Thursday, July 07, 2005

The second time I found a wormsnake (Carphophis amoenus amoenus) under the famous black rubber mat was the first time I had tried going out at dawn.

I had started at the mind-blowing Menatico Ponds WMA. I’m not sure about the geological history of the place, but it looks like someone took the standard pine-oak woods of South Jersey and dug out ponds really close together with a giant icecream scoop. The sun hadn’t burned off all the mist yet, and I wandered around between these angelic little ponds on the ridges in between, marveling at the landscape and finding next to no herps. I caught a glimpse of a fence lizard (Sceloporus undulatus hyacinthinatus) on a stump and saw one toad smooshed on a dirt road.

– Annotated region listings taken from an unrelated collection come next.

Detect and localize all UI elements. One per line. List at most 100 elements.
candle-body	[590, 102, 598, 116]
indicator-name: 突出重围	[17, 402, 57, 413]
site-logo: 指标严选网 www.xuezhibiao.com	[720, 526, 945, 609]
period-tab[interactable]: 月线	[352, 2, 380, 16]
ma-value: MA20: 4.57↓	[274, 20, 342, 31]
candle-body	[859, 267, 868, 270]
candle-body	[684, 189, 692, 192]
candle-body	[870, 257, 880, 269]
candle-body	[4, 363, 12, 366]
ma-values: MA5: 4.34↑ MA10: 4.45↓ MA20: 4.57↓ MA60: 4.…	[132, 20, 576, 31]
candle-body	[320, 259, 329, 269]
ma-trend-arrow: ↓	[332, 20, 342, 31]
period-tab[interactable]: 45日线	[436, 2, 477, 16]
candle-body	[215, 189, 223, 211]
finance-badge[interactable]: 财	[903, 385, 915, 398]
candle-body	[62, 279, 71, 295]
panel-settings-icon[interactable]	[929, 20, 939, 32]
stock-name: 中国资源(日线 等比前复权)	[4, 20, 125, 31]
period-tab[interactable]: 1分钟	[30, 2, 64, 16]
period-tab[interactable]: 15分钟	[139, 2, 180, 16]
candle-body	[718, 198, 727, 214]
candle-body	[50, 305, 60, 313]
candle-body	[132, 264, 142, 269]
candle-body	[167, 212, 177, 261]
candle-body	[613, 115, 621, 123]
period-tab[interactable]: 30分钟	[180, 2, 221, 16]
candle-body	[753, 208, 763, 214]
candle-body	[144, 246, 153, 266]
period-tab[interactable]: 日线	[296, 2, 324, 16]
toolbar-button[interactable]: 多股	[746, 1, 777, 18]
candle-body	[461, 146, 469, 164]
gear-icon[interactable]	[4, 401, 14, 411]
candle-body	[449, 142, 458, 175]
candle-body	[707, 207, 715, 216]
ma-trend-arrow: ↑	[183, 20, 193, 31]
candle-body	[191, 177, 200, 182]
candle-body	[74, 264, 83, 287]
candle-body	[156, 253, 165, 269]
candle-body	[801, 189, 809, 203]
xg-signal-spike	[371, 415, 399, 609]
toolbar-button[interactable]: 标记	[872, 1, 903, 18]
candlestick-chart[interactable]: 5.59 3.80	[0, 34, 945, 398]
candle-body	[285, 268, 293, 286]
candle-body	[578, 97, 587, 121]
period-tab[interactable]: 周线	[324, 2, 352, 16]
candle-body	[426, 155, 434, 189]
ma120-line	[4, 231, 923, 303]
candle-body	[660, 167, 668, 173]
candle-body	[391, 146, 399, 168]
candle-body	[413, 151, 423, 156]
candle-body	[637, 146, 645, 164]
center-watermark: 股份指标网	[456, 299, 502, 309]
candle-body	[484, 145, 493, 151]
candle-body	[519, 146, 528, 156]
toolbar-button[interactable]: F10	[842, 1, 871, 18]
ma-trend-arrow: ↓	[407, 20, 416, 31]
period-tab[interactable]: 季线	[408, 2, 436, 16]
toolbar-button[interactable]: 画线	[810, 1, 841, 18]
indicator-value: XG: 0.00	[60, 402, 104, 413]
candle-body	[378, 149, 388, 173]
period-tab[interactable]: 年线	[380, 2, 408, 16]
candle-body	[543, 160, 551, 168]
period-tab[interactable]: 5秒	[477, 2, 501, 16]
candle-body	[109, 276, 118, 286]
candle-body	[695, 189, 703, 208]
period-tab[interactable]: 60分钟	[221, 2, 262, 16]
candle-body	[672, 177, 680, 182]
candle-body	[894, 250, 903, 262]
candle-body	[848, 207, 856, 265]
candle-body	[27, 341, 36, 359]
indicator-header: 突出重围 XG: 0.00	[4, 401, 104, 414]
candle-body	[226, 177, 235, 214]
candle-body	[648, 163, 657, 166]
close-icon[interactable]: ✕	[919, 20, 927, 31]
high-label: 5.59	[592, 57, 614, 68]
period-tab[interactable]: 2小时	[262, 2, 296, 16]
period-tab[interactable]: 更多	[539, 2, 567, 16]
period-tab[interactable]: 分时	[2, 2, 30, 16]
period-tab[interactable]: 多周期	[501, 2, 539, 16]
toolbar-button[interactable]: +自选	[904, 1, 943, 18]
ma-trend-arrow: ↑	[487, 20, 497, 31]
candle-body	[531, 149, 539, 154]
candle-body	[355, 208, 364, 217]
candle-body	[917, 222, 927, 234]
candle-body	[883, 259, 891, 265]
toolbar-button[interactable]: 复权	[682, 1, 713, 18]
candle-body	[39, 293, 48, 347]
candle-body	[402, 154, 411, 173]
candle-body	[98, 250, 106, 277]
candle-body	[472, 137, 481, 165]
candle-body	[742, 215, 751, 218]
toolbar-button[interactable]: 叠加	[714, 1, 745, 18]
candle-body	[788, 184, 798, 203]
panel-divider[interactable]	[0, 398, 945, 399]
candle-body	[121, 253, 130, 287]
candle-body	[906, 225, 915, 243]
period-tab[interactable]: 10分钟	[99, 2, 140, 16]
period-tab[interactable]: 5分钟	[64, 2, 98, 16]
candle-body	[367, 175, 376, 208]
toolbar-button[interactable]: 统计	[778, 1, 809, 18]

I decided to try my favorite WMA before I headed home, and on the way there I saw one large black racer (Coluber constrictor constrictor) DOR, and two box turtles (Terrapene carolina carolina) alive on the road. The first one I saw being helped off the road by a very nice woman. The second one I thought was a rock, but I turned around and came back just to be sure. I dropped it a few yards off the road in the direction it was heading [When helping turtles across the road, always take them in the direction they’re moving. If you don’t they’ll turn around and try to cross again].

When I got to the WMA I tried the usual trash and debris. I found the big wormsnake under the famous black rubber mat, and then spent a lot of time trying to flush a really big green frog (Rana clamitans melatona) out from a puddle to get a picture of it. Usually these guys dive to the mud at the bottom and you can’t find them anymore. This one had chosen a relatively small puddle, so I squatted there with my hands in the mud, feeling around like a raccoon. I grabbed it several times, but holding onto a wet frog in mud is not easy. I bought a small net a month ago just for this kind of occasion, but did I remember to bring it? Anyhow, I gave up, found some large tadpoles in another very large puddle, and then decided to head back to the car.

I was cutting back on one of the dirt roads that runs between the woods and one of the fields when I spotted this gorgeous beast – a black ratsnake (Elaphe obsoleta obsoleta) –leisurely poking around some logs. I got my camera out and grabbed it by the tail as I took a couple of bad pictures. I got a much better more interesting series of shots when I let go and it climbed up a cherry tree. What a hunk of a snake. Most snakes get away from you in a panic, this one got away in no rush whatsoever, like it only wanted its privacy and didn’t feel like having its picture taken. I don’t know why a snake this beautiful wouldn’t want its picture taken, but I let it beat its dignified retreat up the tree.